Photo by Adek Berry/AFP/Getty Images

Jezebel’s Cassie Murdoch picked up on a BBC story with the unbelievable headline, “Tell loved ones they are overweight this Christmas.” The original article quotes a couple “health experts” (who are apparently complete greenhorns in terms of social skills) making helpful suggestions like, “[I]f someone close to you has a large waistline then as long as you do it sensitively, discussing it with them now could help them avoid critical health risks later down the line.”

Murdoch, quite rightly, takes issue with the wildly insensitive and condescending nature of such a chat, which she writes will only “ensure that your relatives never invite you to another festive family celebration.” But there’s another good reason never to tell your loved ones they are fat—either on Christmas or at any other time: They already know they’re fat.

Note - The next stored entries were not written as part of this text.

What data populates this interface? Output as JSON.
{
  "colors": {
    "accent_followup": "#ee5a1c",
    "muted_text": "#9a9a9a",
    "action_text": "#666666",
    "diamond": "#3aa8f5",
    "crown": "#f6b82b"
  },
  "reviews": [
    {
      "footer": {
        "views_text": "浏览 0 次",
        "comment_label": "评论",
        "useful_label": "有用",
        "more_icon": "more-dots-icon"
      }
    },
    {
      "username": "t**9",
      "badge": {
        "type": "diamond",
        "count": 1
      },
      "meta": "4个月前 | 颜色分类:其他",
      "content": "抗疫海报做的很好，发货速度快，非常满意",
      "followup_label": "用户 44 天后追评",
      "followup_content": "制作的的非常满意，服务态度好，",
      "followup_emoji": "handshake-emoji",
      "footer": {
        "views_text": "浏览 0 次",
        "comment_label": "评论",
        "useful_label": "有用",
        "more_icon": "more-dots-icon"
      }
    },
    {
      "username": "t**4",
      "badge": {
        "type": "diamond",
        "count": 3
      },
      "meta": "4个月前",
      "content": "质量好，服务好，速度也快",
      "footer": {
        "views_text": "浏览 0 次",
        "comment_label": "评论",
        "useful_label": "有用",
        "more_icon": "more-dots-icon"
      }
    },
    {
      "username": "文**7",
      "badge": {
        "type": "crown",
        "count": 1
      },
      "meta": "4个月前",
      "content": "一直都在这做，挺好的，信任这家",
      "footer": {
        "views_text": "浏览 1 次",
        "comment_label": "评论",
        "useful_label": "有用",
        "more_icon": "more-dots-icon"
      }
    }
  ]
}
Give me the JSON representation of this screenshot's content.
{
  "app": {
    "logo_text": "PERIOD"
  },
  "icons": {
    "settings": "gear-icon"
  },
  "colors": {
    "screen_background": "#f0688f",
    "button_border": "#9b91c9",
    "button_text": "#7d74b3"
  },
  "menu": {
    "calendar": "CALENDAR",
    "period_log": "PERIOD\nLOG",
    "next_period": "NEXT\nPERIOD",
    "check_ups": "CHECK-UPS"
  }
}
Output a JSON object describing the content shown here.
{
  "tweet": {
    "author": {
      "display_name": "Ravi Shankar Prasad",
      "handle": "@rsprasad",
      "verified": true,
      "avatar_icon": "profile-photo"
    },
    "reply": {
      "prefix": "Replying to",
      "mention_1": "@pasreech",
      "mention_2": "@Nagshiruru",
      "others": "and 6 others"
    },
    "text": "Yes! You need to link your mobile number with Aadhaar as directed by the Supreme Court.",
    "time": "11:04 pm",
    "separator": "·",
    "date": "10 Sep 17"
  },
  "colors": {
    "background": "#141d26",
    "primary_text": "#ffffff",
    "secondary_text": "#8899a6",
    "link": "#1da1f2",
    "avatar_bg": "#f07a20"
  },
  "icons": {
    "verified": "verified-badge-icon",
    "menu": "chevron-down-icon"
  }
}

So much supposedly well-meaning advice is predicated on the twin ideas that fat people are simpletons who don’t know that they’re fat and that this ignorance is the only thing standing in their way of becoming thin. This is ludicrous. Fat people already know that they are fat—just as tall people know that they’re tall, and brown-haired people know that they have brown hair. Fat people also know that society disdains them for being fat—our culture doesn’t exactly make a secret of its preference for thin people.  Turn on any television, open any magazine, or stroll through any bookstore, and you will be bombarded with the message that being fat is bad and that being thin is the key to fulfillment. The supposition that fat people just haven’t heard this message loudly enough is quite literally incredible.

What’s more, the BBC article—like most articles about obesity published in the mainstream media—erroneously conflates having bad habits with being fat. It’s telling that the expert quoted suggested bringing up health “if someone close to you has a large waistline”—not “if someone close to you never exercises” or “if someone close to you drinks a lot of soda.” Confronting a friend or relative because you don’t like his or her bad habits is a tricky proposition, and whether it’s ever a good idea is debatable. But confronting a friend or relative because you don’t like the way he or she looks? It’s always downright Scrooge-like.